Business process reengineering is a management approach for the fundamental reorganization of companies, which involves redesigning the processes in service provision and administration with the help of information technology.

With business process reengineering, the traditional approach of improving existing processes a little year after year is broken. The logistics and process logistics should be checked for all processes and possibly fundamentally redesigned. The processes are to be geared uncompromisingly to customer needs. The new processes are to be designed and introduced with the help of information technology. The aim is to achieve a sustainable, rapid increase in efficiency.

In order to take into account customer needs, the new business processes should be assessed and selected based on four characteristics for which customers are important in all areas: 1. Cost, 2. Quality, 3. Service and 4. Time. Information technology is seen as an enabler for sudden increases in performance. In a broader sense, business process reengineering is the step from an industrial to an information society.
Business-Process-Reengineering ist ein Ansatz, der an den Fundamenten rüttelt. Um die Produktivität und Profitabilität zu steigern, sollen Unternehmen ihre gegenwärtige Process organization radikal in Frage stellen und einen kompletten Neuanfang wagen. Die Kernfragen lauten: Warum machen wir das überhaupt? Warum machen wir es auf die Art und Weise, wie wir es gegenwärtig tun? Wie würden wir vorgehen, wenn wir das Unternehmen von Grund auf neu aufbauen könnten?

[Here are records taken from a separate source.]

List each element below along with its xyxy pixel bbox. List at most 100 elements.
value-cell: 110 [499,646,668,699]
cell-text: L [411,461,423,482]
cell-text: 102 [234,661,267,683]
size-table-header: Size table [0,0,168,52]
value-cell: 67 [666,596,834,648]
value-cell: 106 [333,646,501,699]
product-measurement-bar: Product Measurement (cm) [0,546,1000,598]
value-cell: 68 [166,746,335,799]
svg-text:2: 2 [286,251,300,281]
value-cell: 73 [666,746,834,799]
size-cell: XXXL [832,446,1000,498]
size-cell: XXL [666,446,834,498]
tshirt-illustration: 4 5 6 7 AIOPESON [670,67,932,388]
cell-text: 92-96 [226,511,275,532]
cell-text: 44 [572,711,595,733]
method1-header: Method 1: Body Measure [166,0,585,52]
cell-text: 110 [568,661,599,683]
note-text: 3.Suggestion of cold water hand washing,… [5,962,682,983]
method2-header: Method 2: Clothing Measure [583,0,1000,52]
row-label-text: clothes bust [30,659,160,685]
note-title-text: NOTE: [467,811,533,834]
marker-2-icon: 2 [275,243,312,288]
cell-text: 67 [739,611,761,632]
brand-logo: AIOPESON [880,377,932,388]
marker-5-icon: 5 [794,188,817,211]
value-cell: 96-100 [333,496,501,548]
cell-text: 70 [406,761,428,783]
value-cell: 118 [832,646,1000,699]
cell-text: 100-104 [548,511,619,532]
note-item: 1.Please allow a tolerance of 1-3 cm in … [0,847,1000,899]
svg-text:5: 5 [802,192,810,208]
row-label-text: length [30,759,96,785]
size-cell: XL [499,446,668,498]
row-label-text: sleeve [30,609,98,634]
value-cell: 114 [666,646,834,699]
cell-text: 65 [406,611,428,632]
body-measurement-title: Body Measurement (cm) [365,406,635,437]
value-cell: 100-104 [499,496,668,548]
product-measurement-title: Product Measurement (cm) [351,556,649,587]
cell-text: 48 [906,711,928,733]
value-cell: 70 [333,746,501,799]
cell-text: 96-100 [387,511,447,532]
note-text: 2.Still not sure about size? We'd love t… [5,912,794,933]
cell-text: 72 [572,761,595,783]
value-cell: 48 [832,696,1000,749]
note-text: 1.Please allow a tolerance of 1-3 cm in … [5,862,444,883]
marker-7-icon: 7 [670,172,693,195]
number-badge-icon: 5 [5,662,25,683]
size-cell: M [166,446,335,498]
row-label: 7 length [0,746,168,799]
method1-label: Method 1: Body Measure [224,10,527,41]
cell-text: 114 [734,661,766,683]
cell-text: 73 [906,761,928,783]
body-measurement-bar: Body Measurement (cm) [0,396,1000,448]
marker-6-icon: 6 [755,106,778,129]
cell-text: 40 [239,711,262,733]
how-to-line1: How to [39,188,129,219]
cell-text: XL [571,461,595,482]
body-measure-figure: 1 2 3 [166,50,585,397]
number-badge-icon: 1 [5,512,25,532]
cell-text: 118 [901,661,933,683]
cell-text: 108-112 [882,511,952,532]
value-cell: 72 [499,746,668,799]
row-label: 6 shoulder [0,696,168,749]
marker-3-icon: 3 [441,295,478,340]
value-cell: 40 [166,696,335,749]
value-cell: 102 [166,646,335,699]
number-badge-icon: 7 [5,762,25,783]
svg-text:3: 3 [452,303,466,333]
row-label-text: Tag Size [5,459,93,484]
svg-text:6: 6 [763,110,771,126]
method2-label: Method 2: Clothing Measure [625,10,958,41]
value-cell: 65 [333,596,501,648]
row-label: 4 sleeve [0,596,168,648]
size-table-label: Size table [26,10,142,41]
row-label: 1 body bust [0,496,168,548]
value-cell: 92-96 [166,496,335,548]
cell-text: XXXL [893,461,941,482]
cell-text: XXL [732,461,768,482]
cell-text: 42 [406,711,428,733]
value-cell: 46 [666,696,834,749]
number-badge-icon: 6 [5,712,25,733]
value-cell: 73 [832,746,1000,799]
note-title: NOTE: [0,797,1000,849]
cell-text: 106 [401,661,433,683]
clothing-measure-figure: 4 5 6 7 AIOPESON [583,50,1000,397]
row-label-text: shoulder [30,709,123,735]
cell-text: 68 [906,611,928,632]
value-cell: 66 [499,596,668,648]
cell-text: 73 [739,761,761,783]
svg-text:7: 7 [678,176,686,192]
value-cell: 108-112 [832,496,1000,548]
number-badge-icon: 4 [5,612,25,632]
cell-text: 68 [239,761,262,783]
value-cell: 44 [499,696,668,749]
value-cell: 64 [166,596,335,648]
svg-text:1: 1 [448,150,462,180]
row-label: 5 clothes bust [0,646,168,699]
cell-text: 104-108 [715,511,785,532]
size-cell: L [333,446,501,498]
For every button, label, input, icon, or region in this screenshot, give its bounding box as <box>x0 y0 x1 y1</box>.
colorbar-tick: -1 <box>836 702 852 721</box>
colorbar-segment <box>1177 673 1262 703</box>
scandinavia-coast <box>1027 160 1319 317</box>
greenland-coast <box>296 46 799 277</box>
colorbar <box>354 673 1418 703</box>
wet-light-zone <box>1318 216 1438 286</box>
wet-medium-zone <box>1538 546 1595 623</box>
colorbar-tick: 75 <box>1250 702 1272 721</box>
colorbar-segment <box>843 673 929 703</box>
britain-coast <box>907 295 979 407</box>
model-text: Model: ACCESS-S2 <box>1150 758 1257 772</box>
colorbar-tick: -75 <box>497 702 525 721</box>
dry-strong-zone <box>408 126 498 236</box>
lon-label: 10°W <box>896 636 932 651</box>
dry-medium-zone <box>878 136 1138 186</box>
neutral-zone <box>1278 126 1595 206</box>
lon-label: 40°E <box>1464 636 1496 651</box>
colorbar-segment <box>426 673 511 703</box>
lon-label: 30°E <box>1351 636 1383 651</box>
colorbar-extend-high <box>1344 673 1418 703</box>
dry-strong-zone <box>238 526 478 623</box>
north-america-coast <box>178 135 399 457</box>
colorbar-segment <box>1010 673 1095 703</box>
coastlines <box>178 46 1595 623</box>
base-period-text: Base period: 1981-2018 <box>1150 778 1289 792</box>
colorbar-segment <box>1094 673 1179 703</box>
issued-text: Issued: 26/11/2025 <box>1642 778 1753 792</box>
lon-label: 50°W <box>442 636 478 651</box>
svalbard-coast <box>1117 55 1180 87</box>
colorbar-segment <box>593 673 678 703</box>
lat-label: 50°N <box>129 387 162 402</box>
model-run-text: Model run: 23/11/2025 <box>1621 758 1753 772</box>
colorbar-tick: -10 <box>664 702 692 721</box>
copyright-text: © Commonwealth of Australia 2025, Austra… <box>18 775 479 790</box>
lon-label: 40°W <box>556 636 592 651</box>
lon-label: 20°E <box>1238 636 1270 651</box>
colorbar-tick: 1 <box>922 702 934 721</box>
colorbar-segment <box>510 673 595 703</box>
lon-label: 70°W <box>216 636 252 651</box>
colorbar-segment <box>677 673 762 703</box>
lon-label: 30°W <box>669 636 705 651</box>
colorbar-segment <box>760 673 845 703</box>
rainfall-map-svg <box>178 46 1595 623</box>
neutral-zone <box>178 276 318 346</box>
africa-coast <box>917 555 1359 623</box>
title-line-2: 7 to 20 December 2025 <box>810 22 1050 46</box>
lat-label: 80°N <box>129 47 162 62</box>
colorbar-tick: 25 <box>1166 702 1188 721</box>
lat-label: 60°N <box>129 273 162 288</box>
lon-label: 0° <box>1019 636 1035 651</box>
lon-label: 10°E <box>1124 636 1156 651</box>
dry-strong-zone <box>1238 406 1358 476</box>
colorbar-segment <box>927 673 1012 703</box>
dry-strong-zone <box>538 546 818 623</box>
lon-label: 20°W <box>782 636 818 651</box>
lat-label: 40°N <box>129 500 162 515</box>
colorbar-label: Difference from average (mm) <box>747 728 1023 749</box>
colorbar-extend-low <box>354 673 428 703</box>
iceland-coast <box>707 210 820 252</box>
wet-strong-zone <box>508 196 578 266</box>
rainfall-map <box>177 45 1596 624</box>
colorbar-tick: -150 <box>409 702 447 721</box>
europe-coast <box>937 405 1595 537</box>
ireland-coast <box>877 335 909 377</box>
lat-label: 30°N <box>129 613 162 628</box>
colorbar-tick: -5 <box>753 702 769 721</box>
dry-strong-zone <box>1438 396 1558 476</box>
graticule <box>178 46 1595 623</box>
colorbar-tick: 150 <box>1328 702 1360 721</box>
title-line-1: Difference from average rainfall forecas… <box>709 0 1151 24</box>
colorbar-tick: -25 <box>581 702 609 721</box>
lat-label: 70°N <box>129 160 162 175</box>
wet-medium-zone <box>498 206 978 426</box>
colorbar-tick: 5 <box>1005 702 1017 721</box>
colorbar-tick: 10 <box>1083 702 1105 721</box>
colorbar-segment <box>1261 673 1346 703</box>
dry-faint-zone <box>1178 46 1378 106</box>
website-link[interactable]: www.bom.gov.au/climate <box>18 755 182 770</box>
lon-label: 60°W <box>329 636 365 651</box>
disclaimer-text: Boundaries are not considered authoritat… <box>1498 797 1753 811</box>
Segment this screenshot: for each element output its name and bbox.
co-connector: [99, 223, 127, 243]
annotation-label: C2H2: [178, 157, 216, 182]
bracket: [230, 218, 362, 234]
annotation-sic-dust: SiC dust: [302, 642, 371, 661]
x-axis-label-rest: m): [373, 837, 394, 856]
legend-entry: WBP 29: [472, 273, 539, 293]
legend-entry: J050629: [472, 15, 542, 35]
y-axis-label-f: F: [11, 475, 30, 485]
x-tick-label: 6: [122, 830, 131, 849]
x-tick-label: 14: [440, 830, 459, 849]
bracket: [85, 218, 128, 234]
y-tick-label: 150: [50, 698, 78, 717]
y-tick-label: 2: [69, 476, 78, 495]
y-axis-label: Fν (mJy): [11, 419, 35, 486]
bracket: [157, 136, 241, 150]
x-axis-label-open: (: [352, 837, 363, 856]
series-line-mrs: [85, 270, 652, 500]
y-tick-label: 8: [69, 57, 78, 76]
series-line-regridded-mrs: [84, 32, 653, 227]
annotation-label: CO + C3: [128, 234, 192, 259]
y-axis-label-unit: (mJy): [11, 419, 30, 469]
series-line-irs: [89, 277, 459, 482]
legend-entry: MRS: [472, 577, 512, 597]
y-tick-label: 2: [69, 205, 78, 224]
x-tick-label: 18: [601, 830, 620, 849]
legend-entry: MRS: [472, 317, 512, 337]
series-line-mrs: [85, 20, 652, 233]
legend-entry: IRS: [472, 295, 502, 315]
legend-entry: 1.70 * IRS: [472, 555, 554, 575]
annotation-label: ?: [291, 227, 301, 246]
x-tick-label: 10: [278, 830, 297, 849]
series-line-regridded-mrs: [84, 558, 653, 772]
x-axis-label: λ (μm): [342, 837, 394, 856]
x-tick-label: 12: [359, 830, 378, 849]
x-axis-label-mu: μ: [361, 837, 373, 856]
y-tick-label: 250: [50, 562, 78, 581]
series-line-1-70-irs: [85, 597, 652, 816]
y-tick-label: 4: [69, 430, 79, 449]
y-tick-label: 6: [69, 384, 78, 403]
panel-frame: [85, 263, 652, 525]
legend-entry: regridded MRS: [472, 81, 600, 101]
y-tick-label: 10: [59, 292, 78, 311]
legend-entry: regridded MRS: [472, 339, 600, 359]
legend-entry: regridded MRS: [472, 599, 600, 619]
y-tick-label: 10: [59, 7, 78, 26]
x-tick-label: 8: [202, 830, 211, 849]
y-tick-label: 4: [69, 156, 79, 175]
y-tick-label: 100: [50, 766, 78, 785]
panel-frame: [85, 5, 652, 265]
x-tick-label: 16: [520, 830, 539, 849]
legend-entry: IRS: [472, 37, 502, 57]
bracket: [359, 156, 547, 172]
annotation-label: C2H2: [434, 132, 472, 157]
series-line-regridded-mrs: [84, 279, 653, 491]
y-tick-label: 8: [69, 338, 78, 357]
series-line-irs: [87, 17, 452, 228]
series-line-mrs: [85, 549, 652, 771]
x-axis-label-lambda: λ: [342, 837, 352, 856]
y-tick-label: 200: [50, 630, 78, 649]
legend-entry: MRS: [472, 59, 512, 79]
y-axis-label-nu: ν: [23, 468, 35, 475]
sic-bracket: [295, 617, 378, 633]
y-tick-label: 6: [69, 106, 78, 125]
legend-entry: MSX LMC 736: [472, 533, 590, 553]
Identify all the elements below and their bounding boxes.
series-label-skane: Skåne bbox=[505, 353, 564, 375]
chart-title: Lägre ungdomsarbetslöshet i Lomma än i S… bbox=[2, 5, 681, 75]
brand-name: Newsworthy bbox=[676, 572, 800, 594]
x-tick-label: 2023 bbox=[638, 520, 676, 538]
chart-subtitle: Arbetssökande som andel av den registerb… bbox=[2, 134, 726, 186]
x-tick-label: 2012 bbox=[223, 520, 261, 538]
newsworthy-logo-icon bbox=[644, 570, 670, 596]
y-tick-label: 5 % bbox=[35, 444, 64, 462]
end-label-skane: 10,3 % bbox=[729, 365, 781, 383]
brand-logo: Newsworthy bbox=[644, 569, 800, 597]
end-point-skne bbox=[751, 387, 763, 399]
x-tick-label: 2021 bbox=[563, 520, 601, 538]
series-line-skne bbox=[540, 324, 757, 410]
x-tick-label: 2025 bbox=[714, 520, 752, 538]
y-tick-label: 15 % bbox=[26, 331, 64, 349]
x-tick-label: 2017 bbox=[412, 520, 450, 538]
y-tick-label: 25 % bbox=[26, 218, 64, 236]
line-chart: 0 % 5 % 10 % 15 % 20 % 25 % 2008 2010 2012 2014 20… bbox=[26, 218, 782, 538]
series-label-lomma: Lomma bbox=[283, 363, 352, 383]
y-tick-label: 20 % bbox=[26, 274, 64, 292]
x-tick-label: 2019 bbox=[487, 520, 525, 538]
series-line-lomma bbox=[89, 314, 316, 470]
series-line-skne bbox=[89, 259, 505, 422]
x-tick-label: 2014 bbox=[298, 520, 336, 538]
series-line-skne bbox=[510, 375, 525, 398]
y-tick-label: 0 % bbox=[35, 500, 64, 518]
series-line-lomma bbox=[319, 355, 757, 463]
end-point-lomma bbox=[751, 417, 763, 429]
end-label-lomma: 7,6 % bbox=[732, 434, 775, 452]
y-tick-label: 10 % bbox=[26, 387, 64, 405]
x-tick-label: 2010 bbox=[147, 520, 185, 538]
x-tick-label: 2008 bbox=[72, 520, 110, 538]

Under the title Reengineering the Corporation - A Manifesto for Business Revolution, HAMMER and CHAMPY presented a concept for radical rethinking of companies and entrepreneurial processes in book form in 1993. Companies should completely rethink how and why they do what they do. (MICHAEL HAMMER and JAMES CHAMPY: Reengineering the Corporation - A Manifesto for Business Revolution. Harper, New York 1993).

The authors reject incremental progress in the sense of a continuous improvement of the processes while maintaining existing structures as inadequate. Instead, the aim is to make quantum leaps in the four core dimensions of cost, quality, service and time. Optimization within existing structures is recommended using the Kaizen approach or Total Quality Management (TQM). Business process reengineering and TQM are therefore to be seen as complementary.
Business process reengineering is based on four guidelines:

1. The approach focuses on processes and calls for the transformation of the company into a process organization. Processes are defined as a sequence of sub-steps and tasks. They are divided into core and auxiliary processes.

2. Business engineering requires the consistent computerization of company processes. Through the greatest possible use of IT systems - in practice, a solution with standard software is aimed at, cost and time advantages are to be achieved. Computerization leads to a reduction in the number of people required.

3. Furthermore, the optimal satisfaction of customer needs is aimed for. The new processes should be found and designed in such a way that internal or external customers are better served, for example through shorter waiting times.

4. The necessary changes must be implemented top-down. The reorganization of the company processes is carried out by a team with clearly defined tasks. It cannot be expected that bottom-up suggestions will come with which one's own existence is questioned.

Ähnlich wie beim Change management üblich, werden beim Business-Process-Reengineering den Trägern des Wandels spezielle Rollen zugewiesen. So gibt es beim Business Engineering typischerweise:

A project sponsor (leader) who is high up in the company hierarchy and who legitimizes the change process and motivates those involved. He must also provide the resources required for the project.

A project team that analyzes and redesigns the process to be reorganized and monitors the implementation of the solution.

A process owner who is responsible for a specific process and its re-engineering and who has a central communication and coordination function within the team.

A specialist promoter (Re-Engineering Czar) who provides the specialist tools for the change process, in particular the necessary information and communication technology. It should bring about cross-project synergies.